The United States District Court for the Southern District of New York granted the motion to dismiss, holding that the claims were precluded by SLUSA. SLUSA generally bars plaintiffs from bringing actions based on state common or statutory law on behalf of more than fifty people “in connection with the purchase or sale of a covered security.” SLUSA adopts the definition of “covered security” in the Securities Act of 1933 as one that is “listed, or authorized for listing, on [the national exchanges]” or one that is “issued by an investment company that is registered . . . under the Investment Company Act of 1940.” Though plaintiffs’ claims sprung from their investments in what were actually “foreign feeder funds” and not “covered securities,” the court held that SLUSA nevertheless applied because BMIS’ investment strategy involved the purported purchase and sale of “covered securities.” Since plaintiffs’ claims were “integrally tied” to BMIS’ fraud, the district court held they were precluded under SLUSA.

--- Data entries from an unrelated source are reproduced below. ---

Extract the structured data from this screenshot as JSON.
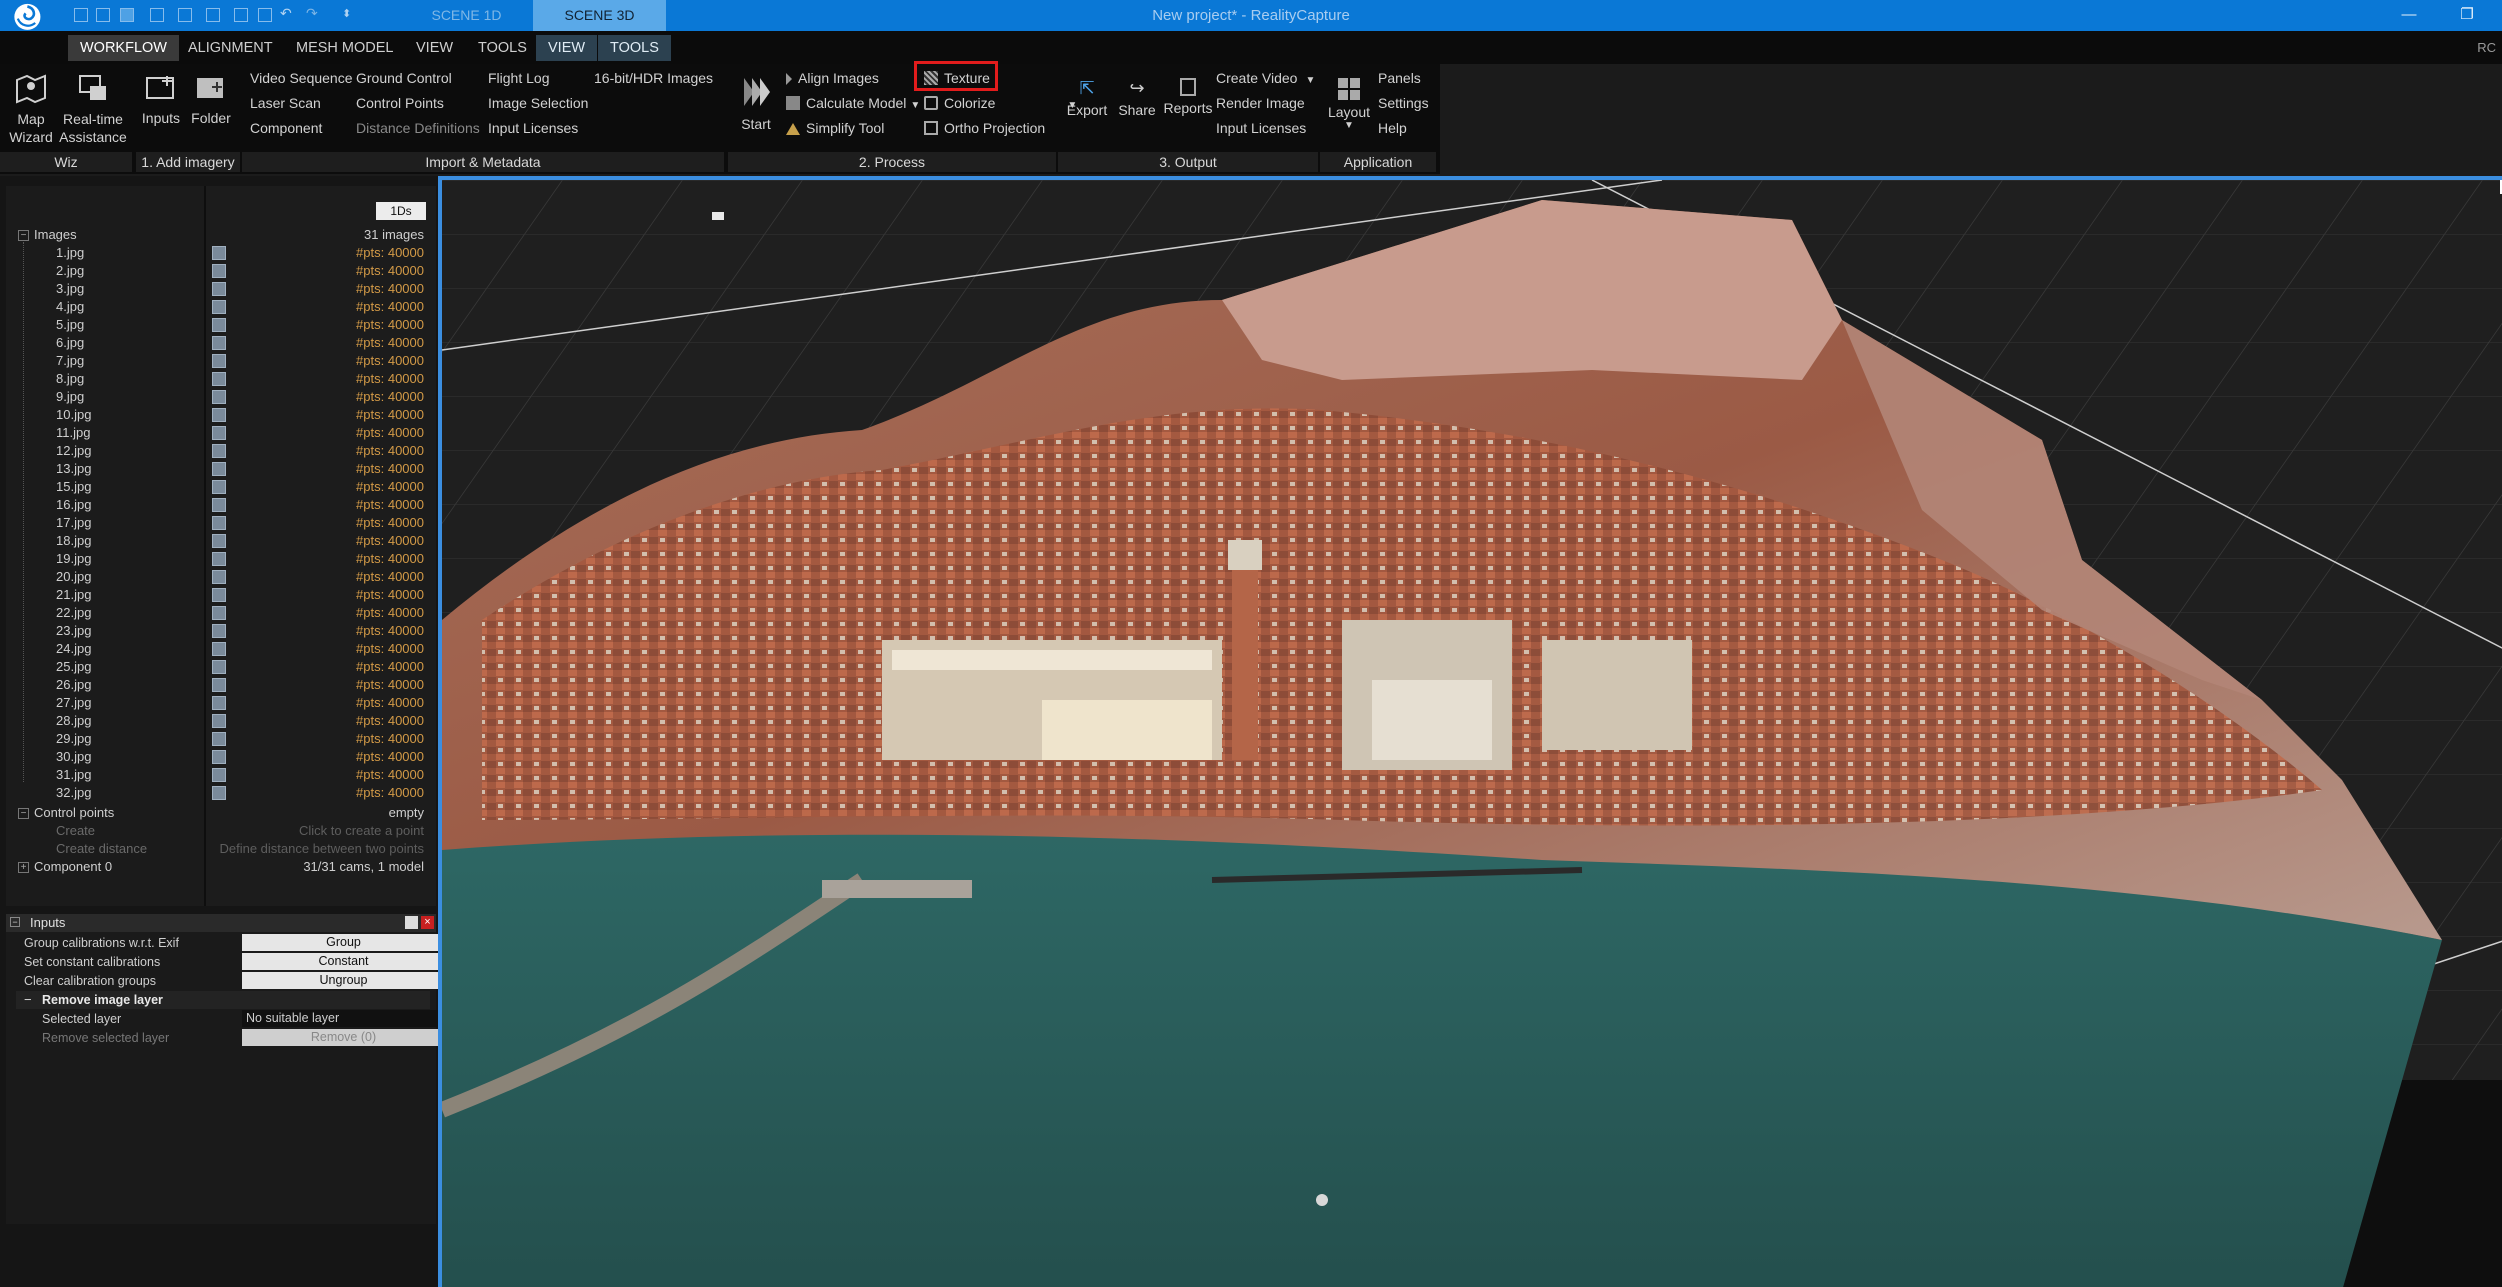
{
  "title_bar": {
    "app_title": "New project* - RealityCapture",
    "scene_tabs": [
      "SCENE 1D",
      "SCENE 3D"
    ],
    "active_scene": "SCENE 3D"
  },
  "menu": {
    "items": [
      "WORKFLOW",
      "ALIGNMENT",
      "MESH MODEL",
      "VIEW",
      "TOOLS",
      "VIEW",
      "TOOLS"
    ],
    "user_badge": "RC"
  },
  "ribbon": {
    "wiz": {
      "map_wizard": "Map\nWizard",
      "realtime_assistance": "Real-time\nAssistance",
      "label": "Wiz"
    },
    "add_imagery": {
      "inputs": "Inputs",
      "folder": "Folder",
      "label": "1. Add imagery"
    },
    "import_metadata": {
      "col1": [
        "Video Sequence",
        "Laser Scan",
        "Component"
      ],
      "col2": [
        "Ground Control",
        "Control Points",
        "Distance Definitions"
      ],
      "col3": [
        "Flight Log",
        "Image Selection",
        "Input Licenses"
      ],
      "col4": [
        "16-bit/HDR Images"
      ],
      "label": "Import & Metadata"
    },
    "process": {
      "start": "Start",
      "col1": [
        "Align Images",
        "Calculate Model",
        "Simplify Tool"
      ],
      "col2": [
        "Texture",
        "Colorize",
        "Ortho Projection"
      ],
      "label": "2. Process"
    },
    "output": {
      "export": "Export",
      "share": "Share",
      "reports": "Reports",
      "col": [
        "Create Video",
        "Render Image",
        "Input Licenses"
      ],
      "label": "3. Output"
    },
    "application": {
      "layout": "Layout",
      "col": [
        "Panels",
        "Settings",
        "Help"
      ],
      "label": "Application"
    }
  },
  "tree": {
    "mode_button": "1Ds",
    "images_label": "Images",
    "images_count": "31 images",
    "images": [
      {
        "name": "1.jpg",
        "pts": "#pts: 40000"
      },
      {
        "name": "2.jpg",
        "pts": "#pts: 40000"
      },
      {
        "name": "3.jpg",
        "pts": "#pts: 40000"
      },
      {
        "name": "4.jpg",
        "pts": "#pts: 40000"
      },
      {
        "name": "5.jpg",
        "pts": "#pts: 40000"
      },
      {
        "name": "6.jpg",
        "pts": "#pts: 40000"
      },
      {
        "name": "7.jpg",
        "pts": "#pts: 40000"
      },
      {
        "name": "8.jpg",
        "pts": "#pts: 40000"
      },
      {
        "name": "9.jpg",
        "pts": "#pts: 40000"
      },
      {
        "name": "10.jpg",
        "pts": "#pts: 40000"
      },
      {
        "name": "11.jpg",
        "pts": "#pts: 40000"
      },
      {
        "name": "12.jpg",
        "pts": "#pts: 40000"
      },
      {
        "name": "13.jpg",
        "pts": "#pts: 40000"
      },
      {
        "name": "15.jpg",
        "pts": "#pts: 40000"
      },
      {
        "name": "16.jpg",
        "pts": "#pts: 40000"
      },
      {
        "name": "17.jpg",
        "pts": "#pts: 40000"
      },
      {
        "name": "18.jpg",
        "pts": "#pts: 40000"
      },
      {
        "name": "19.jpg",
        "pts": "#pts: 40000"
      },
      {
        "name": "20.jpg",
        "pts": "#pts: 40000"
      },
      {
        "name": "21.jpg",
        "pts": "#pts: 40000"
      },
      {
        "name": "22.jpg",
        "pts": "#pts: 40000"
      },
      {
        "name": "23.jpg",
        "pts": "#pts: 40000"
      },
      {
        "name": "24.jpg",
        "pts": "#pts: 40000"
      },
      {
        "name": "25.jpg",
        "pts": "#pts: 40000"
      },
      {
        "name": "26.jpg",
        "pts": "#pts: 40000"
      },
      {
        "name": "27.jpg",
        "pts": "#pts: 40000"
      },
      {
        "name": "28.jpg",
        "pts": "#pts: 40000"
      },
      {
        "name": "29.jpg",
        "pts": "#pts: 40000"
      },
      {
        "name": "30.jpg",
        "pts": "#pts: 40000"
      },
      {
        "name": "31.jpg",
        "pts": "#pts: 40000"
      },
      {
        "name": "32.jpg",
        "pts": "#pts: 40000"
      }
    ],
    "control_points_label": "Control points",
    "control_points_value": "empty",
    "create_label": "Create",
    "create_hint": "Click to create a point",
    "create_distance_label": "Create distance",
    "create_distance_hint": "Define distance between two points",
    "component_label": "Component 0",
    "component_value": "31/31 cams, 1 model"
  },
  "inputs_panel": {
    "title": "Inputs",
    "rows": [
      {
        "label": "Group calibrations w.r.t. Exif",
        "button": "Group"
      },
      {
        "label": "Set constant calibrations",
        "button": "Constant"
      },
      {
        "label": "Clear calibration groups",
        "button": "Ungroup"
      }
    ],
    "section_title": "Remove image layer",
    "selected_layer_label": "Selected layer",
    "selected_layer_value": "No suitable layer",
    "remove_label": "Remove selected layer",
    "remove_button": "Remove (0)"
  },
  "colors": {
    "titlebar": "#0a78d6",
    "viewport_border": "#3b8ee0",
    "highlight": "#e21c1c",
    "pts_text": "#d39a47"
  }
}
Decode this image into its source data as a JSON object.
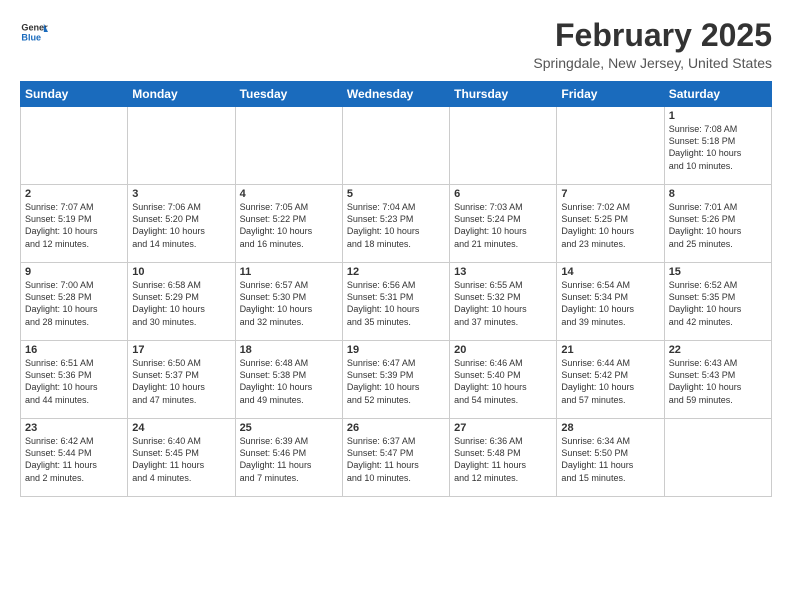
{
  "header": {
    "logo_general": "General",
    "logo_blue": "Blue",
    "month_title": "February 2025",
    "location": "Springdale, New Jersey, United States"
  },
  "days_of_week": [
    "Sunday",
    "Monday",
    "Tuesday",
    "Wednesday",
    "Thursday",
    "Friday",
    "Saturday"
  ],
  "weeks": [
    [
      {
        "day": "",
        "text": ""
      },
      {
        "day": "",
        "text": ""
      },
      {
        "day": "",
        "text": ""
      },
      {
        "day": "",
        "text": ""
      },
      {
        "day": "",
        "text": ""
      },
      {
        "day": "",
        "text": ""
      },
      {
        "day": "1",
        "text": "Sunrise: 7:08 AM\nSunset: 5:18 PM\nDaylight: 10 hours\nand 10 minutes."
      }
    ],
    [
      {
        "day": "2",
        "text": "Sunrise: 7:07 AM\nSunset: 5:19 PM\nDaylight: 10 hours\nand 12 minutes."
      },
      {
        "day": "3",
        "text": "Sunrise: 7:06 AM\nSunset: 5:20 PM\nDaylight: 10 hours\nand 14 minutes."
      },
      {
        "day": "4",
        "text": "Sunrise: 7:05 AM\nSunset: 5:22 PM\nDaylight: 10 hours\nand 16 minutes."
      },
      {
        "day": "5",
        "text": "Sunrise: 7:04 AM\nSunset: 5:23 PM\nDaylight: 10 hours\nand 18 minutes."
      },
      {
        "day": "6",
        "text": "Sunrise: 7:03 AM\nSunset: 5:24 PM\nDaylight: 10 hours\nand 21 minutes."
      },
      {
        "day": "7",
        "text": "Sunrise: 7:02 AM\nSunset: 5:25 PM\nDaylight: 10 hours\nand 23 minutes."
      },
      {
        "day": "8",
        "text": "Sunrise: 7:01 AM\nSunset: 5:26 PM\nDaylight: 10 hours\nand 25 minutes."
      }
    ],
    [
      {
        "day": "9",
        "text": "Sunrise: 7:00 AM\nSunset: 5:28 PM\nDaylight: 10 hours\nand 28 minutes."
      },
      {
        "day": "10",
        "text": "Sunrise: 6:58 AM\nSunset: 5:29 PM\nDaylight: 10 hours\nand 30 minutes."
      },
      {
        "day": "11",
        "text": "Sunrise: 6:57 AM\nSunset: 5:30 PM\nDaylight: 10 hours\nand 32 minutes."
      },
      {
        "day": "12",
        "text": "Sunrise: 6:56 AM\nSunset: 5:31 PM\nDaylight: 10 hours\nand 35 minutes."
      },
      {
        "day": "13",
        "text": "Sunrise: 6:55 AM\nSunset: 5:32 PM\nDaylight: 10 hours\nand 37 minutes."
      },
      {
        "day": "14",
        "text": "Sunrise: 6:54 AM\nSunset: 5:34 PM\nDaylight: 10 hours\nand 39 minutes."
      },
      {
        "day": "15",
        "text": "Sunrise: 6:52 AM\nSunset: 5:35 PM\nDaylight: 10 hours\nand 42 minutes."
      }
    ],
    [
      {
        "day": "16",
        "text": "Sunrise: 6:51 AM\nSunset: 5:36 PM\nDaylight: 10 hours\nand 44 minutes."
      },
      {
        "day": "17",
        "text": "Sunrise: 6:50 AM\nSunset: 5:37 PM\nDaylight: 10 hours\nand 47 minutes."
      },
      {
        "day": "18",
        "text": "Sunrise: 6:48 AM\nSunset: 5:38 PM\nDaylight: 10 hours\nand 49 minutes."
      },
      {
        "day": "19",
        "text": "Sunrise: 6:47 AM\nSunset: 5:39 PM\nDaylight: 10 hours\nand 52 minutes."
      },
      {
        "day": "20",
        "text": "Sunrise: 6:46 AM\nSunset: 5:40 PM\nDaylight: 10 hours\nand 54 minutes."
      },
      {
        "day": "21",
        "text": "Sunrise: 6:44 AM\nSunset: 5:42 PM\nDaylight: 10 hours\nand 57 minutes."
      },
      {
        "day": "22",
        "text": "Sunrise: 6:43 AM\nSunset: 5:43 PM\nDaylight: 10 hours\nand 59 minutes."
      }
    ],
    [
      {
        "day": "23",
        "text": "Sunrise: 6:42 AM\nSunset: 5:44 PM\nDaylight: 11 hours\nand 2 minutes."
      },
      {
        "day": "24",
        "text": "Sunrise: 6:40 AM\nSunset: 5:45 PM\nDaylight: 11 hours\nand 4 minutes."
      },
      {
        "day": "25",
        "text": "Sunrise: 6:39 AM\nSunset: 5:46 PM\nDaylight: 11 hours\nand 7 minutes."
      },
      {
        "day": "26",
        "text": "Sunrise: 6:37 AM\nSunset: 5:47 PM\nDaylight: 11 hours\nand 10 minutes."
      },
      {
        "day": "27",
        "text": "Sunrise: 6:36 AM\nSunset: 5:48 PM\nDaylight: 11 hours\nand 12 minutes."
      },
      {
        "day": "28",
        "text": "Sunrise: 6:34 AM\nSunset: 5:50 PM\nDaylight: 11 hours\nand 15 minutes."
      },
      {
        "day": "",
        "text": ""
      }
    ]
  ]
}
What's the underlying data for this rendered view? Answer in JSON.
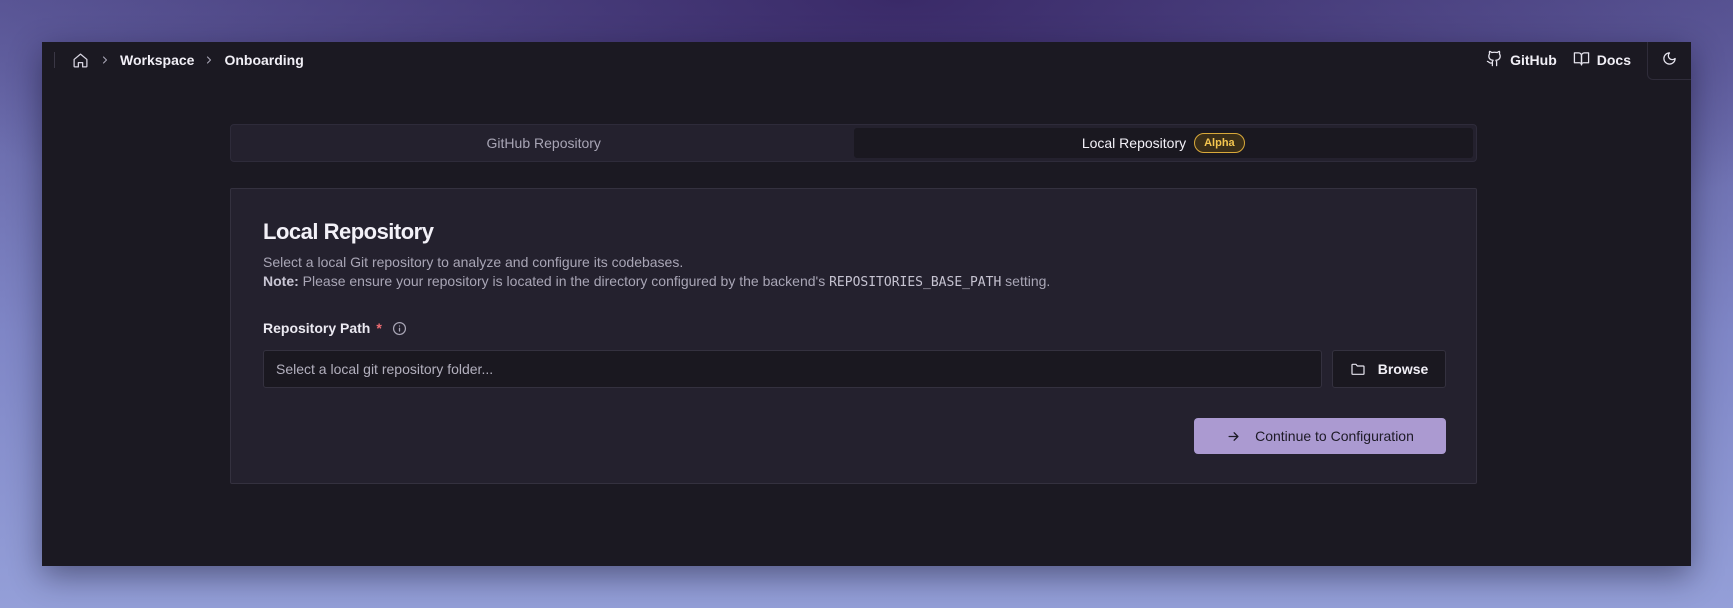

The Second Circuit affirmed, agreeing with the district court on two key issues. First, the Court affirmed the district court’s holding that the fact that BMIS had only pretended to execute trades of covered securities, and had actually invested plaintiffs’ money in foreign feeder funds, did not prevent plaintiffs’ claims from being precluded by SLUSA. Defendants’ potential liability, the Court observed, hinged not on the investment in the feeder funds, but on defendants’ alleged assistance of BMIS’ Ponzi scheme, which involved purported investments in “covered securities.” Next, the Court affirmed that plaintiffs’ allegations were precluded by SLUSA even though plaintiffs had not framed their allegations as securities fraud claims. The Court noted that SLUSA requires it to look past the pleadings to the realities of the underlying claims. SLUSA does not allow plaintiffs to avoid preclusion merely by omitting references to federal securities laws. Because the complaints essentially alleged defendants were complicit in BMIS’ securities fraud, and were thus integrally tied to that securities fraud, the allegations were “more than sufficient” to trigger SLUSA preclusion.
The Second Circuit’s decision here clarifies the scope of actions that fall within the ambit of, and may be precluded by, SLUSA. Plaintiffs attempting to bring securities fraud class actions will not be able to avoid SLUSA preclusion by alleging only state law claims. This decision brings courts closer to effectuating the purpose of SLUSA, and requiring plaintiffs bringing securities fraud class actions to comply with the heightened pleading requirements of the Private Securities Litigation Reform Act of 1995.